For some time now military, diplomatic, and intelligence officials have been investigating public, private, or military prisons to take Guantanomo prisoners (and struggling in the effort because of a U.S. law preventing mixing Guantanomo detainees with domestic inmates). This process, of course, was begun during the Bush administration. There is a precedent, meanwhile, for terrorist detentions in American jails: The shoe bomber, Richard Reid, is in the SuperMax in Colorado; Zarcarias Moussaoui is incarcerated there also.

As of February of this year, 500 enemy combatants, including some alleged to be the so-called “worst of the worst,” have actually been released already from Guantanomo. So it’s unclear who is a terrorist thug and who isn’t–that’s why we should be charging them and trying them. And, then, we can call them murderous thugs if that’s, in fact, what they are. Also, it’s from this lot (of the 500, I mean) that the allegations that several dozen of them are back in the field come from–including Abdullah Zakir, a militant whom the Bush administration released from Guantanamo two years ago and who is now a leader among the Afghan Taliban.

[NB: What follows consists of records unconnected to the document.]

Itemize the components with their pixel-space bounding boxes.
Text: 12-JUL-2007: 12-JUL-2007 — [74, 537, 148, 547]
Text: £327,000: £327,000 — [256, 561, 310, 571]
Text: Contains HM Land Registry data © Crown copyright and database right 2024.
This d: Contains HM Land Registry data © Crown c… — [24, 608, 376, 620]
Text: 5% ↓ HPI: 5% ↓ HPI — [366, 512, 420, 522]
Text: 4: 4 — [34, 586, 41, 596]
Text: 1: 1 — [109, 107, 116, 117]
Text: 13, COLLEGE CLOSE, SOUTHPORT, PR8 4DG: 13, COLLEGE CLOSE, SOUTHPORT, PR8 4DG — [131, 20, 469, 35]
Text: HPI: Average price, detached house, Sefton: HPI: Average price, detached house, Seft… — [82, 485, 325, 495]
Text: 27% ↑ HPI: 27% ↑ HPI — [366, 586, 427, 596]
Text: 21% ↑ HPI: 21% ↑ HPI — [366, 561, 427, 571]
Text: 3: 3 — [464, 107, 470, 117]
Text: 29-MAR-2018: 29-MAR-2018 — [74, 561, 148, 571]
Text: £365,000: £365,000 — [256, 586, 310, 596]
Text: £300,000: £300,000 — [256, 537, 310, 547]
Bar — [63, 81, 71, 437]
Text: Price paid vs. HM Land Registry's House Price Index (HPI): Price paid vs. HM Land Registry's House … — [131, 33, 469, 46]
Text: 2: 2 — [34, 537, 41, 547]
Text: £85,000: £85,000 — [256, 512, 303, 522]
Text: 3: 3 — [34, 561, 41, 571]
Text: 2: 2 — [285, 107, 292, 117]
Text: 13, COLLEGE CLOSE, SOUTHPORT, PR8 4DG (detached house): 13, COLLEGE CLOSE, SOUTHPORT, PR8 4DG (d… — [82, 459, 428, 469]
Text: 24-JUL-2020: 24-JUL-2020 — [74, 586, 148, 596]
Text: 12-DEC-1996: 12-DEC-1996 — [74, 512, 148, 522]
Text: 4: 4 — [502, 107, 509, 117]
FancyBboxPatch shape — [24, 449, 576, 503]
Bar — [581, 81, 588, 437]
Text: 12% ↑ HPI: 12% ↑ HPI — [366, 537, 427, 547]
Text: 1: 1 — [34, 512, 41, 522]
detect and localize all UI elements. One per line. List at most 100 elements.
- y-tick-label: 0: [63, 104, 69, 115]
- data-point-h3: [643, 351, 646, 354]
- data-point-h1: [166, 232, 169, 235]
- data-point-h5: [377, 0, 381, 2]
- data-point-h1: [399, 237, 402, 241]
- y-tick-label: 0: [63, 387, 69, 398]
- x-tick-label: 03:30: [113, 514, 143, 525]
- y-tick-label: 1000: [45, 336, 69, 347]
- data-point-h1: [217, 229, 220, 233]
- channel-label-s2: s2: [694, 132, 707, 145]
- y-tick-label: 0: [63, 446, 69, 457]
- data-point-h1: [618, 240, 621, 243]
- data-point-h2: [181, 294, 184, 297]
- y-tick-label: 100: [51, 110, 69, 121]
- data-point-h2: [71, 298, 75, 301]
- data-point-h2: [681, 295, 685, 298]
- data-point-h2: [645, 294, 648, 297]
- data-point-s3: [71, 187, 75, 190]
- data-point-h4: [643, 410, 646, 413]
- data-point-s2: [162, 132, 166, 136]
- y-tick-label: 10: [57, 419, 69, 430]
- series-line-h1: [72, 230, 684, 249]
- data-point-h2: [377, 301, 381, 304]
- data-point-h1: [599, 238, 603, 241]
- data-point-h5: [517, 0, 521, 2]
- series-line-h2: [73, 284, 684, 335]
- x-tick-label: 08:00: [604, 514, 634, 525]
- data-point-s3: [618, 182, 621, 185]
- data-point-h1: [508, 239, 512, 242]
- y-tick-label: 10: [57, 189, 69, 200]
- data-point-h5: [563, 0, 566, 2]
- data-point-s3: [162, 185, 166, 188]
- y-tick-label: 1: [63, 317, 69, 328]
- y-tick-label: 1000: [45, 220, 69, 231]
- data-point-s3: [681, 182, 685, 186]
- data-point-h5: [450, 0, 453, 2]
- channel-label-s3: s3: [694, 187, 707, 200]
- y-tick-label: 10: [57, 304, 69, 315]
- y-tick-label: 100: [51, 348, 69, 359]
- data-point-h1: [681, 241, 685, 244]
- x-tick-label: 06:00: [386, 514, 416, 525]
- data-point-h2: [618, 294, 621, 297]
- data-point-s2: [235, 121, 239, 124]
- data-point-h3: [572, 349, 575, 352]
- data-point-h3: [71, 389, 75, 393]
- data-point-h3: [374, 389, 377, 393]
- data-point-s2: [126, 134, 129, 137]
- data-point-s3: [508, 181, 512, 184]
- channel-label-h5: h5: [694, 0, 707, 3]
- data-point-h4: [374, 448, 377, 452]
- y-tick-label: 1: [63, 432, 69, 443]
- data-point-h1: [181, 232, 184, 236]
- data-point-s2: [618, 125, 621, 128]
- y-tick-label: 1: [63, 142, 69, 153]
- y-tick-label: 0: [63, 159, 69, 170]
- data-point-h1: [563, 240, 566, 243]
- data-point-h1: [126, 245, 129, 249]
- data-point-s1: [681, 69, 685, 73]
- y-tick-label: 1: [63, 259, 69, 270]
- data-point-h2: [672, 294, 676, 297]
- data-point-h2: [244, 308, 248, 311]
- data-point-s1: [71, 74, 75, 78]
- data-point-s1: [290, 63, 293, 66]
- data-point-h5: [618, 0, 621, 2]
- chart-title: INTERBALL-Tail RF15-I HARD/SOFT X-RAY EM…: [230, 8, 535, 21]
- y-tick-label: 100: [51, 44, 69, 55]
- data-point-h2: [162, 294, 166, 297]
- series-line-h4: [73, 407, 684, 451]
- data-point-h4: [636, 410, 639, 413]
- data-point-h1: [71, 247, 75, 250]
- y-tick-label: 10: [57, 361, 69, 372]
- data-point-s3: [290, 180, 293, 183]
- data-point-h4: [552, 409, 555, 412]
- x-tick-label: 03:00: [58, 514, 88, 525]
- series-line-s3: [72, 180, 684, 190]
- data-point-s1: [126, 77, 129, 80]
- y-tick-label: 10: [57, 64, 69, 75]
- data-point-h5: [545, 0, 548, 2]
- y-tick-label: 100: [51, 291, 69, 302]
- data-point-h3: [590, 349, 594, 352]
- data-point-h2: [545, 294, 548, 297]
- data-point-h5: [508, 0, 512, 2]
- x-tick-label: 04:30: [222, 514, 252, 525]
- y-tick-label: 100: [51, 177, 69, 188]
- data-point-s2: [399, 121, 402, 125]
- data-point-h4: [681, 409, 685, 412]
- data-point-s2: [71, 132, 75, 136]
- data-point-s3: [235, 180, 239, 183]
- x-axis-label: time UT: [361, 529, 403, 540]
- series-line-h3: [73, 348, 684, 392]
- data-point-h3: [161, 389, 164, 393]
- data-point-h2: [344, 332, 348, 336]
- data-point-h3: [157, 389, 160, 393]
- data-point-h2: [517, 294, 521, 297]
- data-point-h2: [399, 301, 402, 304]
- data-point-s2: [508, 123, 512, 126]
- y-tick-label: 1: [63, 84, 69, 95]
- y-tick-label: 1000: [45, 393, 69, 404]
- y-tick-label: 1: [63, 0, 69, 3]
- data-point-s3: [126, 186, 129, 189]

About 200-some prisoners remain. A third of these have been cleared some time ago to be sent home without charges. Another third are being kept because the military believes there is evidence to try them–whether in military or in federal courts, where, by the way, there is precedent for shielding the public from classified evidence–though only two dozen have actually been charged and of these only three have been brought to trial. Finally, of the other third, there lacks evidence to charge these individuals with anything–although intelligence officials insist these prisoners are too risky to set free. They’re the ones who have to be dealt with, and they were going to have to be dealt with whether Guantanomo is kept open or not.

Re: Colorado SuperMax as a potential site of terrorist attacks. Rory, we might be able to agree on this point: It makes no difference who is president or who controls the U.S. Congress or how well or poorly we treat enemy combatants, or even what policies of defense, what uses of hard or soft power get employed for us to be realists about the following fact. Jihadists don’t need motivation to attack civilians. So let’s not ascribe to them any special care for the our national drama about domestic security.

I’ll check out your movie. Re: yesterday’s debate. By now you surely know that “excessivement sensible” means overly sensitive.